L’ancien président catalan Carles Puigdemont, autre cible apparente de Pegasus, a déclaré que les conclusions du rapport montraient que l’Espagne « espionne et viole les droits fondamentaux de l’homme ».

Puigdemont, qui s’est réfugié en Belgique pour éviter d’être arrêté pour son rôle dans le référendum d’indépendance catalan illégal et unilatéral organisé il y a cinq ans, a déclaré : « L’espionnage de masse, incontrôlé et illégal est très grave, mais il l’est encore plus s’il est mené par un État et protégé par l’Union européenne. »

Le rapport a conclu que Chypre était une « importante plaque tournante européenne pour l’industrie de la surveillance », jetant le doute sur les démentis de Nicosie selon lesquels la société israélienne à l’origine de Pegasus, le groupe NSO, avait une filiale dans l’État membre de l’UE.

La Bulgarie, l’Irlande, la République tchèque et le Luxembourg ont été cités comme des pays facilitant les affaires de l’industrie des logiciels espions.

Le rapport de l’eurodéputé n’a cependant pas encore été approuvé par les 37 autres membres de la commission Pegasus du Parlement européen. Le président de la commission, l’eurodéputé néerlandais de centre-droit Jeroen Lenaers, a pris ses distances par rapport au rapport d’in ‘t Veld, déclarant que son « premier projet » ne devait pas être compris comme les conclusions du groupe. « Seul le rapport final et les recommandations, tels qu’adoptés à la fin de notre période d’activité, représentent la position du Parlement européen dans son ensemble. »
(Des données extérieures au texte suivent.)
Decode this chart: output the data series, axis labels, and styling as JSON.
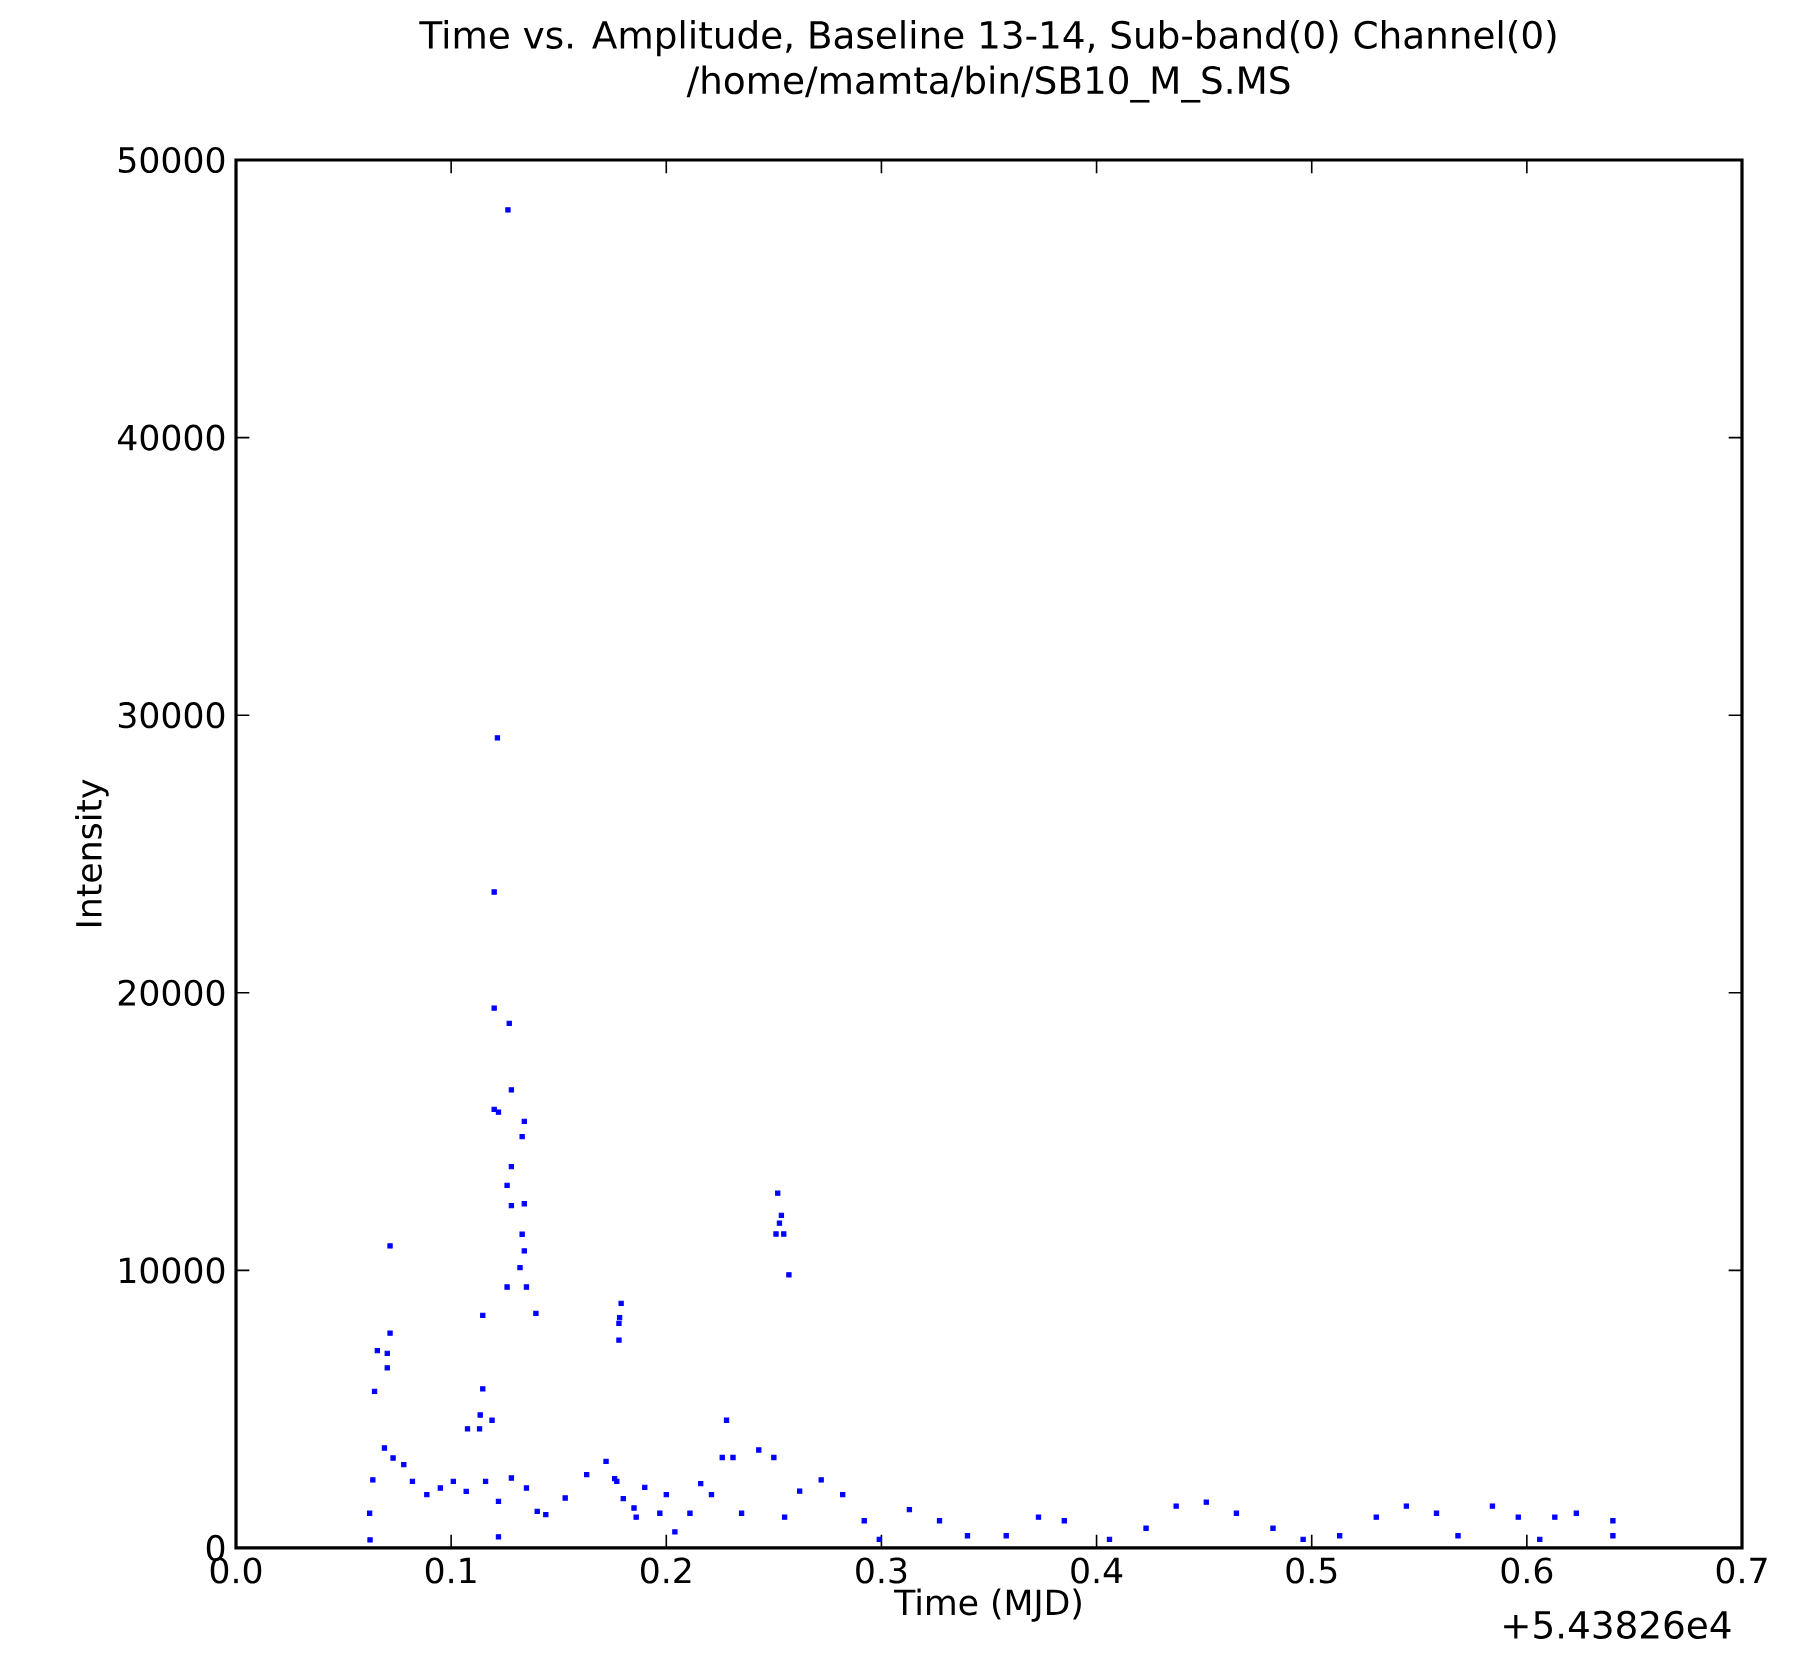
{
  "chart_data": {
    "type": "scatter",
    "title": "Time vs. Amplitude, Baseline 13-14, Sub-band(0)  Channel(0)",
    "subtitle": "/home/mamta/bin/SB10_M_S.MS",
    "xlabel": "Time (MJD)",
    "ylabel": "Intensity",
    "annotations": [
      "+5.43826e4"
    ],
    "xlim": [
      0,
      0.7
    ],
    "ylim": [
      0,
      50000
    ],
    "xticks": [
      {
        "value": 0,
        "label": "0.0"
      },
      {
        "value": 0.1,
        "label": "0.1"
      },
      {
        "value": 0.2,
        "label": "0.2"
      },
      {
        "value": 0.3,
        "label": "0.3"
      },
      {
        "value": 0.4,
        "label": "0.4"
      },
      {
        "value": 0.5,
        "label": "0.5"
      },
      {
        "value": 0.6,
        "label": "0.6"
      },
      {
        "value": 0.7,
        "label": "0.7"
      }
    ],
    "yticks": [
      0,
      10000,
      20000,
      30000,
      40000,
      50000
    ],
    "marker": "square",
    "grid": false,
    "series": [
      {
        "color": "#0000ff",
        "x": [
          0.1264,
          0.1215,
          0.12,
          0.12,
          0.127,
          0.128,
          0.12,
          0.122,
          0.134,
          0.133,
          0.128,
          0.126,
          0.128,
          0.134,
          0.133,
          0.134,
          0.132,
          0.126,
          0.135,
          0.1394,
          0.1147,
          0.0716,
          0.0716,
          0.0703,
          0.0657,
          0.0703,
          0.0644,
          0.1147,
          0.1135,
          0.119,
          0.1076,
          0.1132,
          0.0623,
          0.122,
          0.179,
          0.178,
          0.1783,
          0.178,
          0.2518,
          0.2535,
          0.251,
          0.2546,
          0.257,
          0.2526,
          0.0621,
          0.0636,
          0.069,
          0.073,
          0.078,
          0.082,
          0.0887,
          0.095,
          0.101,
          0.107,
          0.116,
          0.122,
          0.128,
          0.135,
          0.14,
          0.144,
          0.153,
          0.163,
          0.172,
          0.177,
          0.185,
          0.176,
          0.18,
          0.186,
          0.19,
          0.197,
          0.2,
          0.204,
          0.211,
          0.216,
          0.221,
          0.226,
          0.228,
          0.231,
          0.235,
          0.243,
          0.25,
          0.255,
          0.262,
          0.272,
          0.282,
          0.292,
          0.299,
          0.313,
          0.327,
          0.34,
          0.358,
          0.373,
          0.385,
          0.406,
          0.423,
          0.437,
          0.451,
          0.465,
          0.482,
          0.496,
          0.513,
          0.53,
          0.544,
          0.558,
          0.568,
          0.584,
          0.596,
          0.606,
          0.613,
          0.623,
          0.64,
          0.64
        ],
        "values": [
          48200,
          29180,
          23630,
          19450,
          18900,
          16500,
          15800,
          15700,
          15370,
          14820,
          13740,
          13060,
          12330,
          12400,
          11300,
          10700,
          10100,
          9400,
          9400,
          8450,
          8380,
          10880,
          7740,
          7010,
          7110,
          6490,
          5640,
          5730,
          4790,
          4600,
          4290,
          4290,
          290,
          400,
          8810,
          8090,
          8300,
          7490,
          12780,
          11980,
          11310,
          11310,
          9840,
          11700,
          1250,
          2450,
          3600,
          3240,
          3000,
          2400,
          1920,
          2160,
          2400,
          2040,
          2400,
          1680,
          2520,
          2160,
          1320,
          1200,
          1800,
          2640,
          3120,
          2400,
          1440,
          2500,
          1780,
          1110,
          2180,
          1250,
          1920,
          580,
          1250,
          2320,
          1920,
          3260,
          4600,
          3260,
          1250,
          3530,
          3260,
          1110,
          2050,
          2450,
          1920,
          980,
          310,
          1380,
          980,
          440,
          440,
          1110,
          980,
          310,
          710,
          1510,
          1650,
          1250,
          710,
          310,
          440,
          1110,
          1510,
          1250,
          440,
          1510,
          1110,
          310,
          1110,
          1250,
          980,
          440
        ]
      }
    ]
  }
}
La Commission européenne a rejeté l’accusation selon laquelle elle aurait fait preuve de faiblesse face à une menace pour la démocratie. « La commission est toujours claire sur le fait que toute tentative des services de sécurité nationaux d’accéder illégalement aux données des citoyens, si elle est confirmée, y compris les journalistes et les politiciens, les opposants politiques, est inacceptable », a déclaré un porte-parole. « Les États membres doivent superviser et contrôler leurs services de sécurité pour s’assurer qu’ils respectent pleinement les droits fondamentaux, notamment la protection des données personnelles, la sécurité des journalistes et la liberté d’expression. »
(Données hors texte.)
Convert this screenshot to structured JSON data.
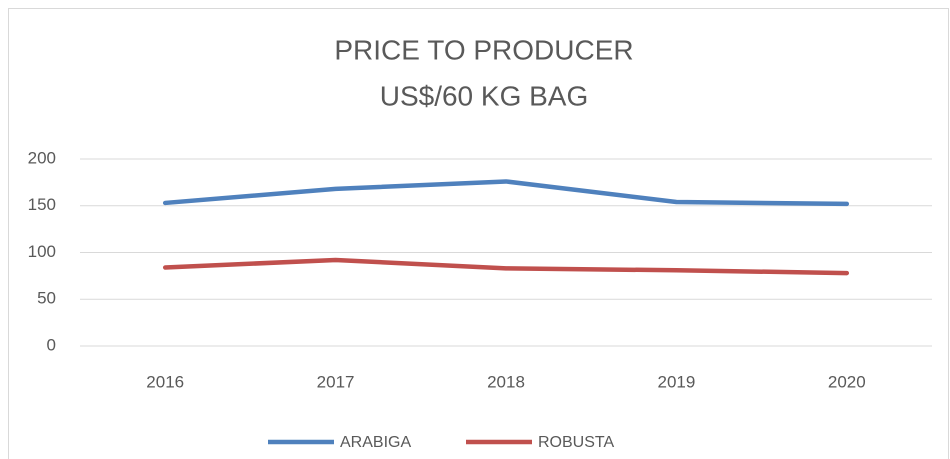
{
  "chart_data": {
    "type": "line",
    "title": "PRICE TO PRODUCER",
    "subtitle": "US$/60 KG BAG",
    "categories": [
      "2016",
      "2017",
      "2018",
      "2019",
      "2020"
    ],
    "series": [
      {
        "name": "ARABIGA",
        "color": "#4f81bd",
        "values": [
          153,
          168,
          176,
          154,
          152
        ]
      },
      {
        "name": "ROBUSTA",
        "color": "#c0504d",
        "values": [
          84,
          92,
          83,
          81,
          78
        ]
      }
    ],
    "ylim": [
      0,
      200
    ],
    "yticks": [
      0,
      50,
      100,
      150,
      200
    ],
    "grid": true,
    "legend": "bottom"
  }
}
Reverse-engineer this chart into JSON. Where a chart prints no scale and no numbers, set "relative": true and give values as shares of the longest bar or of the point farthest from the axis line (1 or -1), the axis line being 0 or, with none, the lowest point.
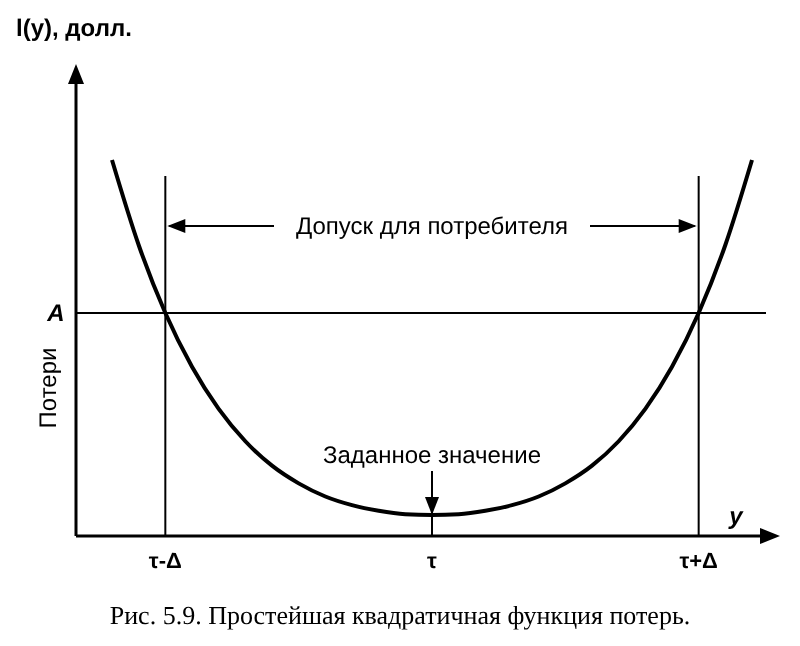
{
  "chart_data": {
    "type": "line",
    "relative": true,
    "categories": [
      null,
      null,
      "τ-Δ",
      null,
      null,
      null,
      null,
      null,
      null,
      null,
      null,
      null,
      "τ",
      null,
      null,
      null,
      null,
      null,
      null,
      null,
      null,
      null,
      "τ+Δ",
      null,
      null
    ],
    "series": [
      {
        "color": "#000000",
        "values": [
          1,
          0.774,
          0.593,
          0.45,
          0.338,
          0.252,
          0.187,
          0.14,
          0.105,
          0.082,
          0.067,
          0.058,
          0.056,
          0.058,
          0.067,
          0.082,
          0.105,
          0.14,
          0.187,
          0.252,
          0.338,
          0.45,
          0.593,
          0.774,
          1
        ]
      }
    ],
    "xlabel": "y",
    "ylabel": "Потери",
    "ref_lines": [
      {
        "axis": "x",
        "value": "τ-Δ"
      },
      {
        "axis": "x",
        "value": "τ+Δ"
      },
      {
        "axis": "y",
        "value": 0.593,
        "label": "A"
      }
    ],
    "annotations": [
      "l(y), долл.",
      "Допуск для потребителя",
      {
        "text": "Заданное значение",
        "x": "τ",
        "y": 0.056
      },
      "Рис. 5.9. Простейшая квадратичная функция потерь."
    ]
  }
}
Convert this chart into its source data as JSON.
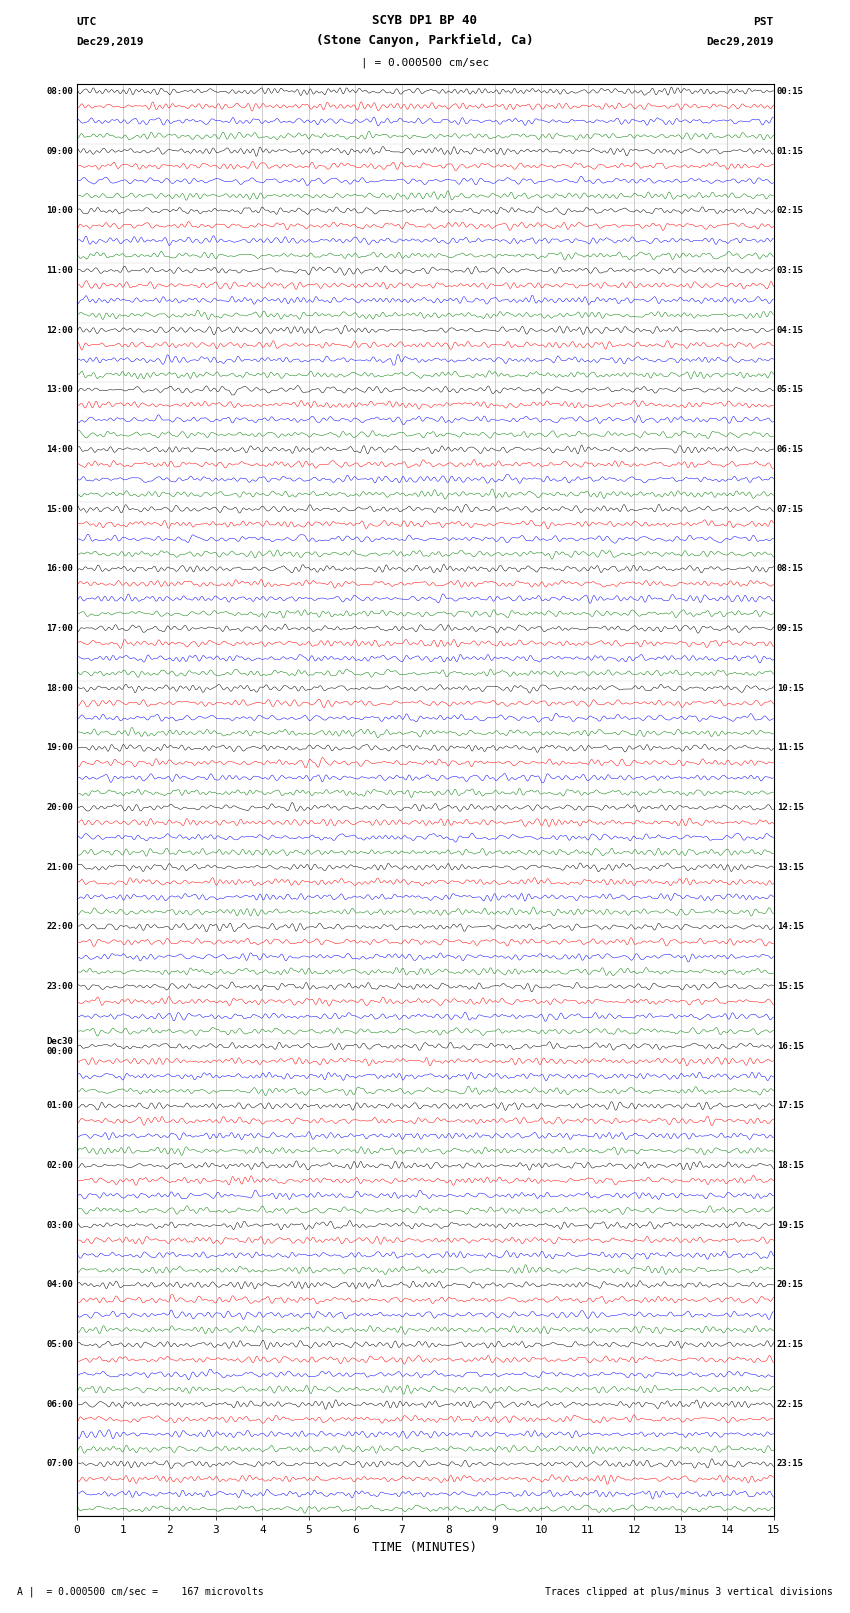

Le groupe NSO a déclaré qu’il prendrait des mesures juridiques contre les clients qui violent ses accords. « Dès qu’il y a un soupçon qu’un client utilise à mauvais escient la technologie vendue par NSO, la société enquêtera et résiliera le contrat, si cela s’avère vrai », a-t-il déclaré en décembre dernier en réponse à des allégations similaires de piratage gouvernemental.

En août, la société a annoncé qu’elle nommait un nouveau directeur général interne, promettant de « veiller à ce que les technologies révolutionnaires de la société soient utilisées à des fins légitimes et dignes ».